Monday, June 18, 2007

Soboba


"Oh, no, I like it here." His kind eyes were wide. "There's very little real furniture, but I was never much of a couch potato." Laughter. "Heh, okay, maybe I am," he smiled, "but, you know, even without a sofa it's got places where I can stay on the edge of things, watch what's going on. I like that, too." He eased back in his chair, marginally.

"And these?" He flexed his hands. "I thought everybody did this. I was well into adulthood before I realized most didn't. Did it hurt? Oh, my, yes: like a hot sidewalk on an August afternoon. Imagine walking on hot, hot cement for a week; it was like that...I didn't mind because I didn't know any better, and after the bandages came off and I went back to my regular routine..." He laughed again. "Oh, I was a terror, like most little ones, but I wasn't getting swatted or yelled at any more, and I got all the lap time I wanted, no problem, so I guess it was worth it. I mean, I really, really like—need—my lap time. It just makes me feel good, the motion, the softness." He flexed his soft, soft hands again. "You just get over it, I suppose."

"Was my nest soft? I honestly don't remember. What fabric is that you're wearing?"

"That first voyage? To Mother Adler's? Of course it was; everybody's is. No one I've ever asked says it isn't. You know, one minute you're surrounded by family in the only home you've known, the next you're enveloped by strange smells, maybe riding in a car, in a new place with nothing familiar. It can only be a shock. But you get over it."

"I was four when Mother Adler passed." He was poised on the edge of the chair, eyes wide. "I don't want to talk about what happened next. Can we please move on? I want to move on."

"Okay, I've mentioned I don't like talking about that." He stood up and quickly, smoothly, to stand behind the counter.

"I like it here. It can get noisy, especially when people come in who are very scared, which happens a lot. But then I just come back here," he waved a hand toward the darkened room behind the receptionist's desk, "and I sit for awhile until I calm down. I don't have to come out here unless I want to. Dr. Bennett put an old coat in there for me; it has that fuzzy wool lining. Mmm, yes." He muscles unclenched a bit, though he made no move to come back out into reception.

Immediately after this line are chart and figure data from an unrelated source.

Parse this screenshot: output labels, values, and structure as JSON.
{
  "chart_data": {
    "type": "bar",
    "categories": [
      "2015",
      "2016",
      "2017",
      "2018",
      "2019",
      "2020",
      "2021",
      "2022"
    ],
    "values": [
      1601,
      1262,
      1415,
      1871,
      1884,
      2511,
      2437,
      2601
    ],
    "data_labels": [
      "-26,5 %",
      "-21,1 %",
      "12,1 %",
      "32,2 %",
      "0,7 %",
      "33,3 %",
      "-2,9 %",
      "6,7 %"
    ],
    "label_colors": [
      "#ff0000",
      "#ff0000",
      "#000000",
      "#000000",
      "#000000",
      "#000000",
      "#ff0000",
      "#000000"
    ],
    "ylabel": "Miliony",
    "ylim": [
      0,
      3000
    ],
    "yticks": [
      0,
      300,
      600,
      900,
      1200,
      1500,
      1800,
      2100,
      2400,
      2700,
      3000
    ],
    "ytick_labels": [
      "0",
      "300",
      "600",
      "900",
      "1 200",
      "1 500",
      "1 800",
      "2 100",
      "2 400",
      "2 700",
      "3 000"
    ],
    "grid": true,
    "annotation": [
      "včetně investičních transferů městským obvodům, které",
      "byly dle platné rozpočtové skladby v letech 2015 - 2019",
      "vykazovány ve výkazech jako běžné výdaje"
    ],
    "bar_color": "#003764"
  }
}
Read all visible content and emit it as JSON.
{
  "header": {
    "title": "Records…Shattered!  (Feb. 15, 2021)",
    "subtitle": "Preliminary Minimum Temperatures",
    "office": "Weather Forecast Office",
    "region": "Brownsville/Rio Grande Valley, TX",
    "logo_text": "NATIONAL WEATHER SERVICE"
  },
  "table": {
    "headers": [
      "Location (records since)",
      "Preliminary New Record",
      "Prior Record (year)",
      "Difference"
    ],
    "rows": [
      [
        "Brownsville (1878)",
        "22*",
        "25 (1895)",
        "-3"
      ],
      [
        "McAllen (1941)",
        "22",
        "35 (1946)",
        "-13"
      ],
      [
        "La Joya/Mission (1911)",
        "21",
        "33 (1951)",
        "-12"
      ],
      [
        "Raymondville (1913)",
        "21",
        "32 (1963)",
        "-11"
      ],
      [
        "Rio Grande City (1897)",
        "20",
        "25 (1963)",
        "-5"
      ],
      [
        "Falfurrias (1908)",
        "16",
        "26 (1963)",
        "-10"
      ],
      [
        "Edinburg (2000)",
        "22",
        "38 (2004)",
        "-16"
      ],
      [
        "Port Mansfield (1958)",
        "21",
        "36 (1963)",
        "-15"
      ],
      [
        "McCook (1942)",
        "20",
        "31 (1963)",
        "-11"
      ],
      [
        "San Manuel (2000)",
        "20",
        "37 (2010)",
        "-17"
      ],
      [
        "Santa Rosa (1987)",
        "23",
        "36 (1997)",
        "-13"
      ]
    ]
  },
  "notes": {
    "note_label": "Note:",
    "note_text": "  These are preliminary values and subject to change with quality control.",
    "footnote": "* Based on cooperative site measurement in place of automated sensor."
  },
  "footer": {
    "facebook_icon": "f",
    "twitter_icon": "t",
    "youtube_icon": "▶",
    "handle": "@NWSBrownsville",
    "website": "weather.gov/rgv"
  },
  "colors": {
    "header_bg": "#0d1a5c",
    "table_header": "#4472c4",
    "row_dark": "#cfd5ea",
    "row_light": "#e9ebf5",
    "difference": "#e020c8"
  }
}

"I don't think about my nest-box, or Mother Adler or her grandson or any of the others; what's the point? I live in the here and now: I stay behind the counter or in my room and listen and watch what's going on, I sit on my coat and smell the smells lingering deep inside it. The night tech usually wears polyester, but sometimes I come out and she lets me sit in her lap and make the motion." As he spoke he slowly, smoothly, glided back into the dark of the storage room until all that was visible were his wide, wide eyes. "I don't like the feel of that fabric, but I like the lap time, so I get over it." He turned his head and was gone.

1 comment:

Chemical Billy said...

Brilliant anthropormorphosizing (is that a word?) - again.